The agreement follows the completion of a final “all-party review,” according to Invictus Energy, and is set to establish the fiscal and legal foundation for petroleum exploration and production in Zimbabwe.

Once executed, the PPSA is expected to serve as a model contract for future investors entering the country’s hydrocarbons sector, effectively shaping the regulatory architecture of Zimbabwe’s emerging oil and gas industry.

The deal comes as Zimbabwe continues efforts to diversify its energy mix and reduce reliance on imported fuels and electricity, with policymakers increasingly viewing domestic gas resources as a potential long-term alternative for power generation and industrial supply.

Invictus Managing Director Scott Macmillan said the company is working closely with authorities as the agreement nears completion.

“We continue to work closely with the Government of Zimbabwe as the PPSA moves toward execution.

Establishing a strong and bankable petroleum industry regulatory framework is critical to unlocking the full value of the Cabora Bassa Project and the Mukuyu discovery.

We remain well-positioned to move forward rapidly following execution of the PPSA, with a clear pathway towards commercialisation and development, including relevant permits for an early production gas-to-power pilot project.”

Finance Minister Mthuli Ncube said the agreement reflects a deliberate effort to balance investor confidence with long-term national interests while ensuring alignment with international best practice.

“The Cabora Bassa Project represents a transformative opportunity for Zimbabwe’s energy sector and broader economy.

The additional time taken reflects a clear commitment to ensuring the agreement is robust, internationally competitive, and fully aligned with long-term sector development objectives.

The Petroleum Production Sharing Agreement reflects international best practice while safeguarding Zimbabwe’s long-term national interests and establishes a durable and investor-aligned framework,” Ncube said.

Invictus Energy has been at the centre of exploration activity in the Cabora Bassa Basin in northern Zimbabwe, where it has already reported significant gas-condensate discoveries at the Mukuyu prospect. The company is now preparing to move into appraisal and potential early development phases.

Execution of the PPSA would unlock the next stage of its work programme, including further appraisal of the Mukuyu gas field—following the Mukuyu-1 and Mukuyu-2 discoveries—and the drilling of the Musuma-1 exploration well in the eastern portion of the basin, which is designed to test a new geological play.

The company says the agreement is critical to enabling a clearer pathway toward commercialisation, including plans for an early production gas-to-power pilot project, which could provide initial output to support Zimbabwe’s power supply constraints.

Zimbabwe’s hydrocarbon potential remains largely underexplored, but interest in the Cabora Bassa Basin has increased following early discoveries that suggest the presence of commercially viable gas resources in the onshore basin.

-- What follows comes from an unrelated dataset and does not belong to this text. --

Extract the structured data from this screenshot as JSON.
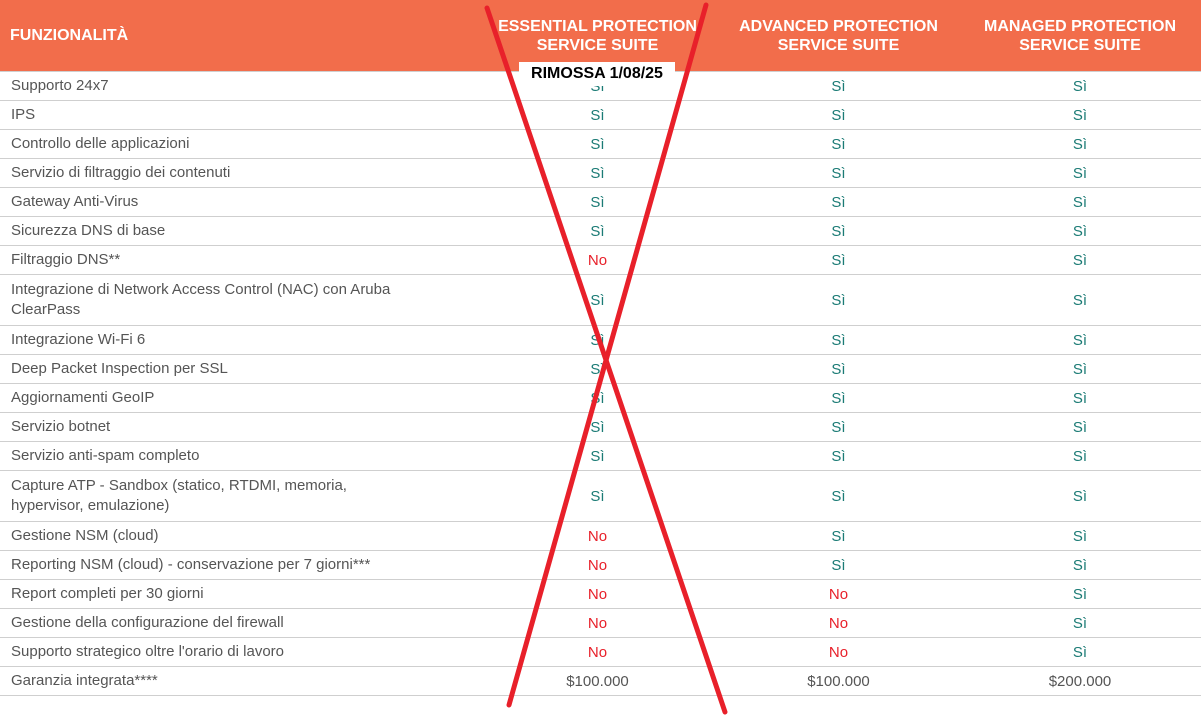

If successfully executed and advanced to production, the project could mark one of the country’s most significant steps toward establishing a domestic natural gas industry, with potential implications for power generation, industrial energy supply, and import substitution.

For now, the April PPSA signing is being viewed as a critical gateway moment—determining how quickly Zimbabwe can transition from exploration success to commercial development in its upstream energy sector.